7.02.2009

2. It's Been A While...

So, thought I had forgotten about my blog eh? Nah. Just needed a bit to collect my thoughts, think about what I was going to say next.


The topic... ergh, question, of this post will be brief, because I have another topic that I will post this week :)

QUESTION:
Everytime I meet a guy,
I feel as if I need to put my guard
up in fear that I will get my
feelings hurt.
Who's fault is that?
Mine, or theirs?

Part of me thinks it's MY FAULT, because I continue to go into these same situations in the same way, somehow creating the same outcome for myself. Forcing myself into the same horrible situation... however, another part of me thinks that its THEIR FAULT because every experience that I can remember has resulted in getting my feelings hurts. And not like sappy heartbroken crying kinda hurt, but the disappointing wishing things you let me down kinda feelings hurt. So once again, is that MY FAULT for thinking too much of guys?
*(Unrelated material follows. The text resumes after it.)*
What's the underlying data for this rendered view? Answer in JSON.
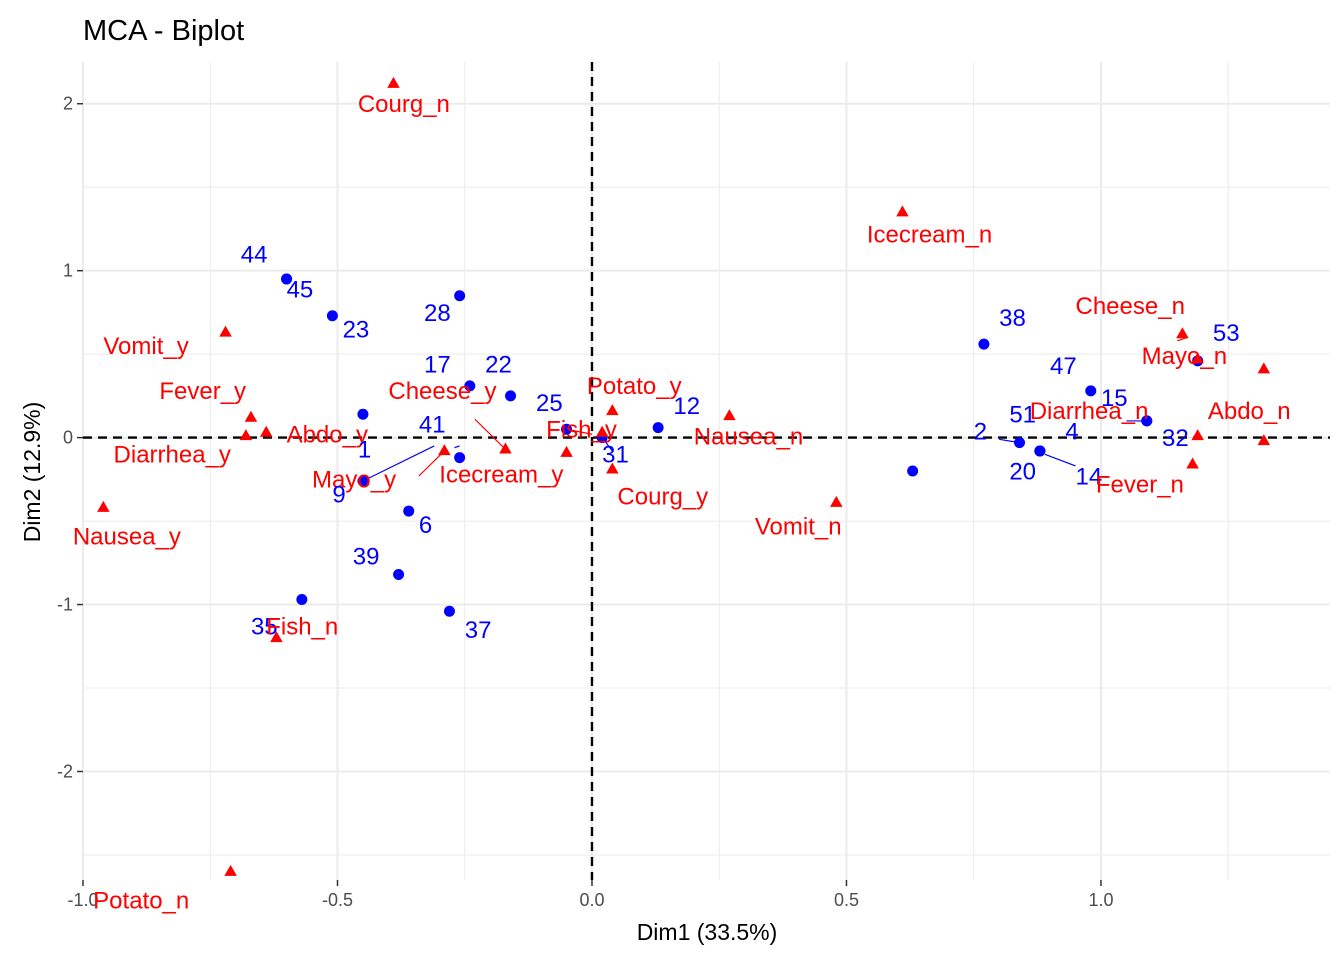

Or am I setting myself down a pathway to nowhere once again because I would be going into every situation thinking that guys will be nothing more than a disappointment because they never meet my expectations? And I really don't think my expectations are too high...I'm a pretty reasonable person...understanding, caring, compassionate, honest...

This topic confuses me...and I know that I won't figure this out in entirety, given that everyone is different...just thought the topic would spark some ideas mentally within!